My remarks so far have been critical. But McCormick’s book improves greatly when he turns to Machiavelli’s History of Florence. Here his method is to ‘accentuate within Machiavelli’s narrative facts over opinion, deeds over words, and verbs over adjectives’. Somewhat to my surprise, I think this works. His argument is that Machiavelli expects the astute reader to grasp that the Florentines have achieved nothing worthwhile because they are addicted to moderate policies, and have lacked the courage to follow the examples of Moses, Romulus, and Agathocles. In short, too little bloodshed, too little ‘populism’. Unlike most users of the word, McCormick thinks there are good populisms as well as bad populisms, just as he thinks there are good tyrannies as well as bad tyrannies. Failure, McCormick claims, was not, in Machiavelli’s view, inevitable; indeed Machiavelli still had hopes that his lessons might fruitfully be applied in practice.

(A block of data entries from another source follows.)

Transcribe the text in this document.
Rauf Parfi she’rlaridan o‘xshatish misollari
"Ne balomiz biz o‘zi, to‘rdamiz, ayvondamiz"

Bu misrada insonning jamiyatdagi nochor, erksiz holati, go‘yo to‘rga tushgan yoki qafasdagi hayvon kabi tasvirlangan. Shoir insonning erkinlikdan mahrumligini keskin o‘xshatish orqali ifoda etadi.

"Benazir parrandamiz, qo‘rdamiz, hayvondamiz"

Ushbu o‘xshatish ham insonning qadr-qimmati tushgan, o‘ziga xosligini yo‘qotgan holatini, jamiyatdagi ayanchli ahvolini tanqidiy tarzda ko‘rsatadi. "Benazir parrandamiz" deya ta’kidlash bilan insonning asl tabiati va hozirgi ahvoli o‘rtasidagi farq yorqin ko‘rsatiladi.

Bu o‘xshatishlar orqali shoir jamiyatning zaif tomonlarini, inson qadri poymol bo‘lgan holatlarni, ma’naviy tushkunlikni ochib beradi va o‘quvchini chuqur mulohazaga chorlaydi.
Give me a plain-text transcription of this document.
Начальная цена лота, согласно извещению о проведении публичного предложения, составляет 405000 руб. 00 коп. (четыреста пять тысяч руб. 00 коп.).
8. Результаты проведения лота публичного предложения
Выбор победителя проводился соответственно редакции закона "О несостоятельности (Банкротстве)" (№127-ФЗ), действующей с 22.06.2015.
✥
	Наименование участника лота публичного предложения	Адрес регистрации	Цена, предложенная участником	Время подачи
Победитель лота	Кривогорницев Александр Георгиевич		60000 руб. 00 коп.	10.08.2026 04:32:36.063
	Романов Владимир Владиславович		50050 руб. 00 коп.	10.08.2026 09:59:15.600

Whether he was right about the Florence of his day is now an academic question. Montaigne was convinced he had little to teach Frenchmen caught up in religious wars, and Hume insisted he had little to teach 18th-century Britain with its new, global empire. Against McCormick, I would argue this is still true as we face our own acute political dilemmas. We need to learn what works and how to reproduce it; but no good comes of incitement to violence while we still have functioning democracies. The greatest advantage of democracy, after all, is that it makes possible non-violent regime change. Machiavelli thought a true statesman must know how to be ‘completely wicked’. McCormick thinks we are yet again in need of such wicked states-persons; I think we should be profoundly grateful we are not.